Monday, August 28, 2006

Is justification a mystery, and if so in what sense; or is it simply a forensic fact? If it is not a mystery, but a fact, what basis, if any at all, must it have, first, in the mystery of Divine Procession, and secondly, in the Incarnation of the Word?

1 comment:

Thomas said...

Jason,

I think that’s exactly the Tridentine teaching on predestination. If we could have divine certainty of our election as individuals, where would be the need for hope? The relationship between hope and assurance is analogous to the relationship between faith and knowledge. A person doesn’t “know” the object of faith. Similarly, a person doesn’t have certainty of the object of hope. At the same time, a person is not ignorant of the object of faith nor does he despair of the object of hope.

It does no good to argue against this – as some Reformed might do – that the formal object of our hope is God’s goodness and fidelity rather than our individual election.
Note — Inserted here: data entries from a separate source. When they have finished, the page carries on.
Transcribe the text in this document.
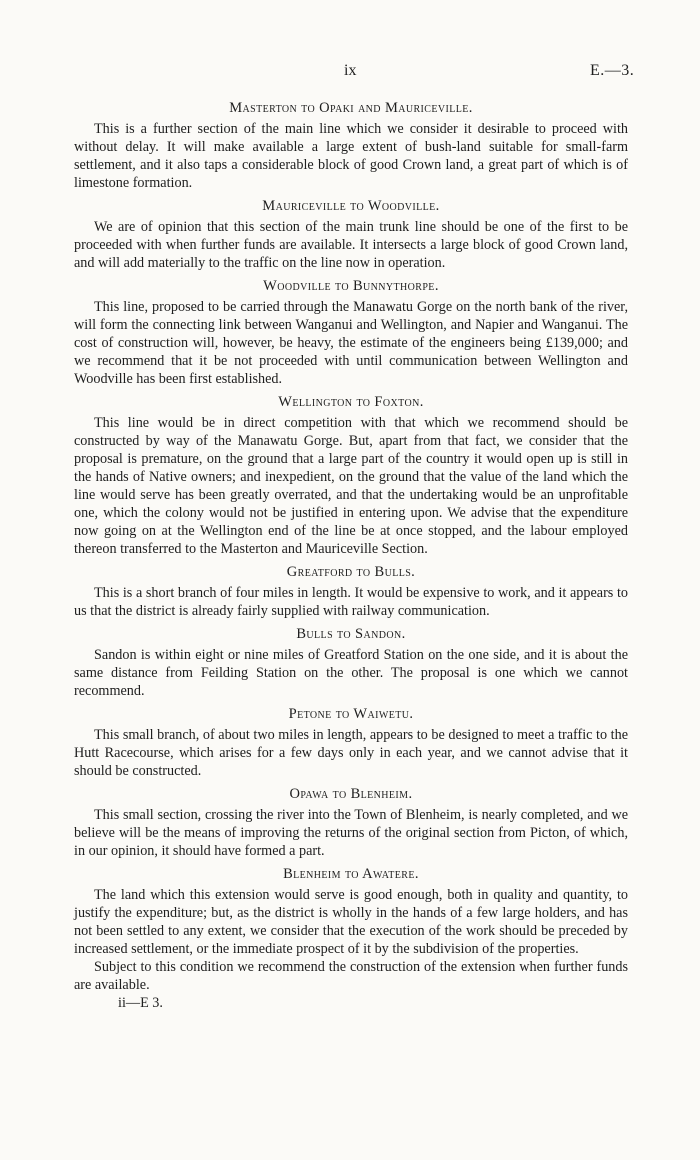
ix	E.—3.
Masterton to Opaki and Mauriceville.

This is a further section of the main line which we consider it desirable to proceed with without delay. It will make available a large extent of bush-land suitable for small-farm settlement, and it also taps a considerable block of good Crown land, a great part of which is of limestone formation.

Mauriceville to Woodville.

We are of opinion that this section of the main trunk line should be one of the first to be proceeded with when further funds are available. It intersects a large block of good Crown land, and will add materially to the traffic on the line now in operation.

Woodville to Bunnythorpe.

This line, proposed to be carried through the Manawatu Gorge on the north bank of the river, will form the connecting link between Wanganui and Wellington, and Napier and Wanganui. The cost of construction will, however, be heavy, the estimate of the engineers being £139,000; and we recommend that it be not proceeded with until communication between Wellington and Woodville has been first established.

Wellington to Foxton.

This line would be in direct competition with that which we recommend should be constructed by way of the Manawatu Gorge. But, apart from that fact, we consider that the proposal is premature, on the ground that a large part of the country it would open up is still in the hands of Native owners; and inexpedient, on the ground that the value of the land which the line would serve has been greatly overrated, and that the undertaking would be an unprofitable one, which the colony would not be justified in entering upon. We advise that the expenditure now going on at the Wellington end of the line be at once stopped, and the labour employed thereon transferred to the Masterton and Mauriceville Section.

Greatford to Bulls.

This is a short branch of four miles in length. It would be expensive to work, and it appears to us that the district is already fairly supplied with railway communication.

Bulls to Sandon.

Sandon is within eight or nine miles of Greatford Station on the one side, and it is about the same distance from Feilding Station on the other. The proposal is one which we cannot recommend.

Petone to Waiwetu.

This small branch, of about two miles in length, appears to be designed to meet a traffic to the Hutt Racecourse, which arises for a few days only in each year, and we cannot advise that it should be constructed.

Opawa to Blenheim.

This small section, crossing the river into the Town of Blenheim, is nearly completed, and we believe will be the means of improving the returns of the original section from Picton, of which, in our opinion, it should have formed a part.

Blenheim to Awatere.

The land which this extension would serve is good enough, both in quality and quantity, to justify the expenditure; but, as the district is wholly in the hands of a few large holders, and has not been settled to any extent, we consider that the execution of the work should be preceded by increased settlement, or the immediate prospect of it by the subdivision of the properties.

Subject to this condition we recommend the construction of the extension when further funds are available.

ii—E 3.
And thus that the problem is solved in that the certainty of election comes indirectly from this hope in the Gospel.

The problem with this response is that divine truthfulness and immutability are not the objects of hope, but rather presupposed to faith, and in certain cases with certain men can be naturally known through rational demonstration.

In other words, my own personal election is the object of my hope..."hope" not faith. If my individual election were the object of faith, it would demand the assent of every believer, for whom the objects of faith, according to St. Augustine, are common.

Josef Pieper argues that the Reformation doctrine of certainty is very close to the vice of presumption.